Gaslighting Definitely Isn’t Merriam-Webster’s 2022 Word of the Year

It’s not that big of a deal, but “gaslighting” is the 2022 Word of the Year, according to Merriam-Webster’s Dictionary. 

The word gained major popularity this year, and searches for the term on increased by 1,740% from 2021. What makes it even more interesting is that there wasn’t a single event that led to its increase, unlike other popular words for this year.

“It’s a word that has risen so quickly in the English language, and especially in the last four years, that it actually came as a surprise to me and to many of us,” said Peter Sokolowski, Merriam-Webster’s editor at large. “It was a word looked up frequently every single day of the year.”

“Gaslighting” may seem like it’s everywhere we look these days, but don’t be, well, gaslighted by gaslighting. The word has a specific meaning; according to Merriam-Webster, it’s the “psychological manipulation of a person usually over an extended period of time that causes the victim to question the validity of their own thoughts, perception of reality, or memories and typically leads to confusion, loss of confidence and self-esteem, uncertainty of one’s emotional or mental stability, and a dependency on the perpetrator.” 

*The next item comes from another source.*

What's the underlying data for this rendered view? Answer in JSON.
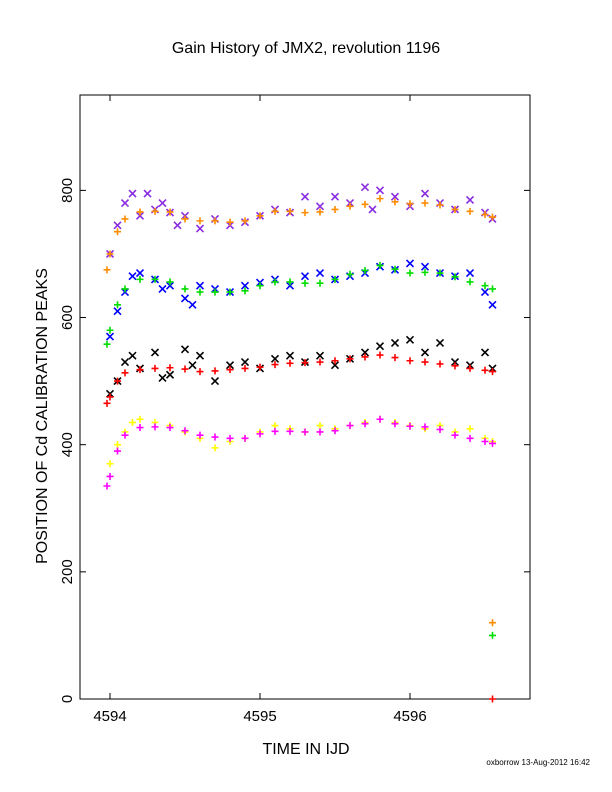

In other words, it’s not simply lying to someone or accidentally misleading a person. Rather, it’s the intentional decision to convince someone that their feelings and perceptions of reality are false, even when they’re true. 

It can be hard to identify the line between lies and gaslighting, and many do both well. For instance, popular Fox News host Tucker Carlson has been accused of gaslighting viewers this year about his views on the Russia-Ukraine conflict. Days before Russia invaded Ukraine, Carlson openly expressed why he didn’t hate Putin and why Russia deserved support. Then, after the invasion, Carlson questioned why people were saying he supported Russia. 

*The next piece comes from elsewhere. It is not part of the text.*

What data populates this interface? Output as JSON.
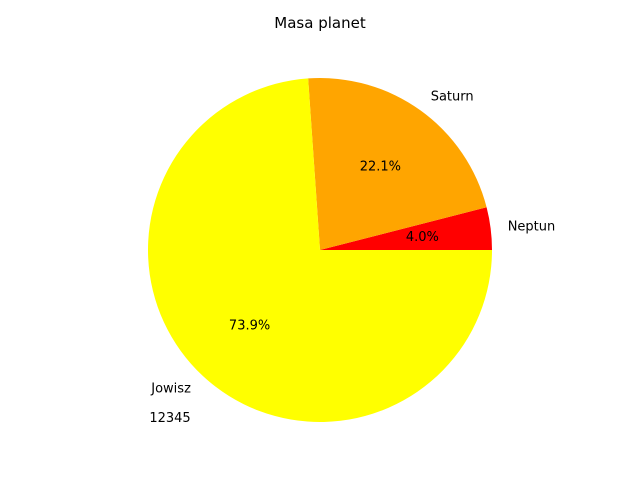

“It’s very common. You hear it every day,” Carlson said while gaslighting viewers. “The question is: Why are they saying that? It doesn’t make sense.”


Gaslighting goes beyond trolling, and it even goes beyond lying for lying’s sake. It is a heinous tool used by abusers and people in power to stay in power — from commentators to politicians to significant others. It may not be a new word or even a new tactic, but it is one that people are beginning to notice.